Die Europäische Kommission gestaltet mit der Einführung des „Rechts auf Reparatur“ bereits seit einiger Zeit die Zukunft der Unterhaltungselektronik. Hauptziel dieser Initiative ist es, Hersteller zu verpflichten, ihre Geräte so zu konstruieren, dass Reparaturen einfacher und zugänglicher werden. Ein wichtiger Meilenstein ist der 18. Februar 2027: Ab diesem Datum müssen Smartphones und Tablets so konstruiert sein, dass Nutzer ihre Akkus ohne Spezialwerkzeug austauschen können. Gleichzeitig müssen die Hersteller eine unterbrechungsfreie Versorgung mit Ersatzakkus für mindestens fünf Jahre nach dem Kauf gewährleisten.
Diese strengen Maßnahmen zeigen bereits erste Erfolge am Markt. Nintendo bereitet angeblich eine überarbeitete Version seiner kommenden Switch 2-Konsole vor. Sogar Apples Apple Pencil der nächsten Generation soll einen einfacheren Batteriewechsel ermöglichen.
Die Europäische Kommission hat nun jedoch einen Rückzieher gemacht und offiziell eine Ausnahmeregelung in die Gesetzgebung aufgenommen. Diese Ausnahme befreit elektrisches Spielzeug und die gesamte Kategorie tragbarer Geräte vollständig von den neuen Regeln. Dazu gehören insbesondere Smartwatches, Fitnessarmbänder und Datenbrillen. In der Praxis bedeutet dies, dass Geräte wie die Apple Watch, Fitbit Air Fitnessarmbänder und Ray-Ban Meta Datenbrillen weiterhin mit Batterien betrieben werden können, die für den Endverbraucher praktisch unersetzlich sind.
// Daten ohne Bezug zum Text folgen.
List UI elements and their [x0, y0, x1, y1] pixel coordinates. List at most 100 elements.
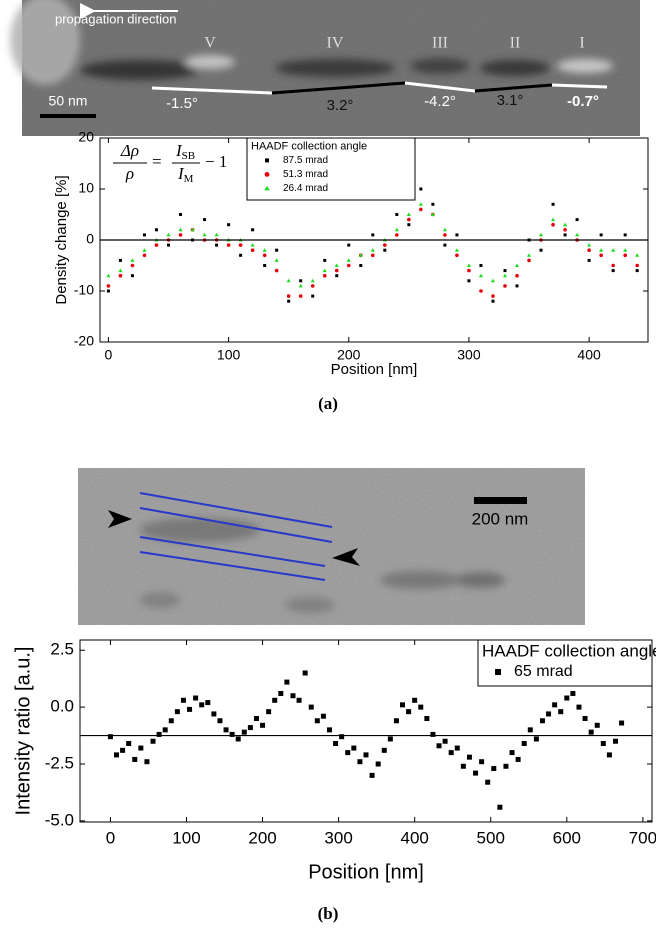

Die Europäische Kommission betonte, dass diese Entscheidung nicht unter dem Druck von Lobbyarbeit seitens Technologieunternehmen getroffen wurde. Laut Kommission würde das Öffnen und Reparieren solch kleiner und kompakter Geräte durch Endnutzer ein zu hohes Sicherheitsrisiko darstellen, wodurch solche Reparaturen zu Hause unrealistisch seien.
Obwohl Sicherheitsbedenken hinsichtlich extrem kleiner Batterien berechtigt sein mögen, hinterlässt diese Entscheidung bei den Verbrauchern verständlicherweise einen faden Beigeschmack. Hersteller haben nun keinen wirklichen Anreiz mehr, in die Entwicklung umweltfreundlicherer und modularerer Designs für Wearables zu investieren. Geräte wie die Google Pixel Watch 4, die auf einfache Reparierbarkeit setzen, werden daher wohl weiterhin die Ausnahme auf dem Markt bleiben.